Das vorliegende Foto entstand während meines ersten Aufenthaltes auf Lesbos, Mai 1979. Zu den Orten und Landschaften, die ich damals besuchte, gehörte auch Mória, das mir vor allem wegen des nahgelegenen römischen Aquäduktes, zwischen ölbaumbewachsenen Hügeln sich erhebend, in Erinnerung blieb. Im Ort selber aber sind es vor allem die Umstände, unter denen dieses Foto entstand.

Während ich auf den Bus wartete, der mich nach Mytilini zurückbringen sollte, endete in der Volksschule der Unterricht. Die Jungen stürmten heraus, und ich fragte den lebhaftesten unter ihnen, ob ich ein Foto von ihm machen dürfte. Sofort warf er die Schultasche weit von sich und brachte sich selbst in vorteilhafte Position. Andere folgten ihm, zwitscherten chaotisch auf mich ein, merkten erst allmählich, daß des Touristas Kenntnisse ihrer Sprache noch recht bescheiden waren. Ich schoß also drei Fotos, die Rasselbande war zufrieden, und Vasílaos, ihr Anführer, vertaute mir sogar seine Adresse an.

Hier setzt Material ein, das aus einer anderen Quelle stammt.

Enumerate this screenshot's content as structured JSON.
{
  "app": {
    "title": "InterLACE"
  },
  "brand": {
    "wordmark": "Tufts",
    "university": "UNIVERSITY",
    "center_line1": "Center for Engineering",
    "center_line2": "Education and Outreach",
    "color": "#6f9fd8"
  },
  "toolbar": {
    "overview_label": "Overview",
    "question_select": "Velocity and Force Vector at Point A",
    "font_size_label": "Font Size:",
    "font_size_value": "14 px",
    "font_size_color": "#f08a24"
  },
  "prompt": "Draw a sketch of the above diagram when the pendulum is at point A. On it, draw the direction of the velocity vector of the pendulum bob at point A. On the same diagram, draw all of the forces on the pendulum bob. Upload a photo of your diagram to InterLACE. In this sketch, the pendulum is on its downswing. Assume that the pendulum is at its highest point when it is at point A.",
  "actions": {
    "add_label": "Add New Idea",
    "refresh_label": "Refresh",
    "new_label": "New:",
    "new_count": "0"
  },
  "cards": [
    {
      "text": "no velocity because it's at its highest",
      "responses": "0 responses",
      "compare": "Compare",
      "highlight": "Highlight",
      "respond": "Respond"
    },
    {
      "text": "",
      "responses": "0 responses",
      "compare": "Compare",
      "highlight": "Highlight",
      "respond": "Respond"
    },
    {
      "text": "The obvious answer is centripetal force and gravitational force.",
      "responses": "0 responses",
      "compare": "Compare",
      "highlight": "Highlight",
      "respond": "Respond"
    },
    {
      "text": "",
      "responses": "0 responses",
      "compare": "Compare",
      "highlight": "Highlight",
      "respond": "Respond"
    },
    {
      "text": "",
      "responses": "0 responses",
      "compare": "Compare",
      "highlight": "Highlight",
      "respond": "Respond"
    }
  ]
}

Vor kurzem kam das bisher unauffällige Mória nicht aus den Schlagzeilen und Fernsehreportagen heraus. Nicht daß ein römischer Aquädukt in idyllischer Umgebung unerwartet Interesse geweckt hätte, vielmehr waren es unerträglich überfüllte Flüchtlingslager. Flüchtlinge und bedrängte Einheimische fühlten sich überfordert und allein gelassen. Wie mag es meinen quirlig zwitschernden sechs Jungen von damals unter diesen Umständen heute ergehen?